Bazı insanların ki genelde öğretmenlerin sınav merkezli konuşmaları, uyarıları, tehditleri bu sınıfta değerlendirilebilir; “Bakın gençler, bu konudan sınavda beş soru geliyor”, “şu konudan sekiz soru geliyor” dedikçe ilgi ve dikkati toplayan konuşmalar. Bu sözün menzili Haziran ayından sonra bitiyor.
Sonra diğer cins cümlelere kulak veriyoruz. “Oğlum/kızım her şey sınav değil, hayatın kendisi de apayrı bir sınavdır. Nice üniversite mezunu işsizler var etrafınızda. O yüzden bir işi yaptığınız zaman her daim iyisini yapmalısınız” anlamındaki sözlerdir bunlar.

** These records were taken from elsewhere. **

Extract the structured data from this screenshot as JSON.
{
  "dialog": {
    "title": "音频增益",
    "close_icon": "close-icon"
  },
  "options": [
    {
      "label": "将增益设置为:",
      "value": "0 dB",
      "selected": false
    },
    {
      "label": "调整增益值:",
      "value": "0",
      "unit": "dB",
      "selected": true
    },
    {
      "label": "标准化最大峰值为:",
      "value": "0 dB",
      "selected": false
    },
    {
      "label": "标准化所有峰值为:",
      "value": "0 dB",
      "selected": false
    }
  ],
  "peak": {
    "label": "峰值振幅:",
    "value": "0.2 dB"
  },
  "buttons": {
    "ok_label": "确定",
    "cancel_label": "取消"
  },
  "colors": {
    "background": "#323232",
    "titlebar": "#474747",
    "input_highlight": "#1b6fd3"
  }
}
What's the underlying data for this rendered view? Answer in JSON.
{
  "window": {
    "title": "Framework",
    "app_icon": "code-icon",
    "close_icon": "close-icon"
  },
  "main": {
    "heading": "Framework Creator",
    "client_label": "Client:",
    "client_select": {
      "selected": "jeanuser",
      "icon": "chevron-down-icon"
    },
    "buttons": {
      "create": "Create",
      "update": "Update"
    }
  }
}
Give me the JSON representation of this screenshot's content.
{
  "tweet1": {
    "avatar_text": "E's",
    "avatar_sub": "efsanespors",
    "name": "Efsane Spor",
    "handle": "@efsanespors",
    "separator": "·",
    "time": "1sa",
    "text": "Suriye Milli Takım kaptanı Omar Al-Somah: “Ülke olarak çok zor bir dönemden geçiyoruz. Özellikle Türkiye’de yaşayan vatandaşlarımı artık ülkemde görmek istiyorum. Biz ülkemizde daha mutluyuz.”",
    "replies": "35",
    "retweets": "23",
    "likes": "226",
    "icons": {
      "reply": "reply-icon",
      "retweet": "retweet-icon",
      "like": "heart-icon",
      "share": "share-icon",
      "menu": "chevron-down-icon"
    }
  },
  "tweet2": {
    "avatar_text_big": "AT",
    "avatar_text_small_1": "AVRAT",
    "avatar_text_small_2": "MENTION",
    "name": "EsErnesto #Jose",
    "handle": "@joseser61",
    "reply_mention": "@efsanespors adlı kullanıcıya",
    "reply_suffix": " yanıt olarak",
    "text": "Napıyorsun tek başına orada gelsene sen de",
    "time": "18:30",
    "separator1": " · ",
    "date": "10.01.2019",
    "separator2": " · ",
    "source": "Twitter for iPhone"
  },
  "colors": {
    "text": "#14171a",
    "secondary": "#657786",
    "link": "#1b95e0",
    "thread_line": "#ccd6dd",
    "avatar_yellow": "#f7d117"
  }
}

Biri sınava kadar menzili varken diğerinin menzili “hayatla” sınırlıdır.
Ancak çok farklı sözler “büyük sınavı” hatırlatıcı sözlerdir ki hayatın da ardına düşer. Karşılığı ahiret aleminde bulunacak sözlerdir. Uzun menzillidir bunlar. Gözlerin derinliklerinden gönüllerin derununa akıp giden sözlerdir bunlar. İnsanın hayatına dokunan ve hayatı yeniden inşa eden sözlerdir. Hayatı kurucu sözlerden bina eden insanların ne hakikatli insanlar olduklarını görmek mümkün.
Sanırım Elif’in en doğrusunu siz biliyorsunuz dediği bu tür sözler dökülüyordu dilimizden. Sözler hakikati haykırdıkça hayatınızın hayatı olacaklardır.
“Kişi sevdiği iler beraberdir” cümlesi, dünyanın havasını solumaya başladığı günden beri nice insanı mutlu etmiştir. Efendimiz (sav), kendisini görmek arzusunu ile kendisine hayran hayran bakan sahabeye söylediği sözdür bu.
“Kişi sevdiği ile beraberdir.” sözü gökteki yıldızları çık sevindirmişti. “Kişi, sevdiğinin amelini yapamıyorsa da mı?” -Evet… Ne büyük bir müjde. “Anam babam sana feda olsun Ya Resullah” diyen bu insanlar, onunla beraber olacaklarına çok sevindiler.
Seven sevdiğinden emin ise onun inci gibi sözlerini zikretmek uzun menzilli söz kullanmak demektir. Hele Yaratan, terbiye eden, hesap soracak olanın sözlerini haykırmak hakikati haykırmakla eştir. Söylerken ses tonu değişir, ruhlar hizaya geçer, kulak kesilir ve o anlam Levh-i Mahfuz’dan Kainata sığmadım mümin kulum gönlüne sığdım sözü mucibince, kalplere taht kurar.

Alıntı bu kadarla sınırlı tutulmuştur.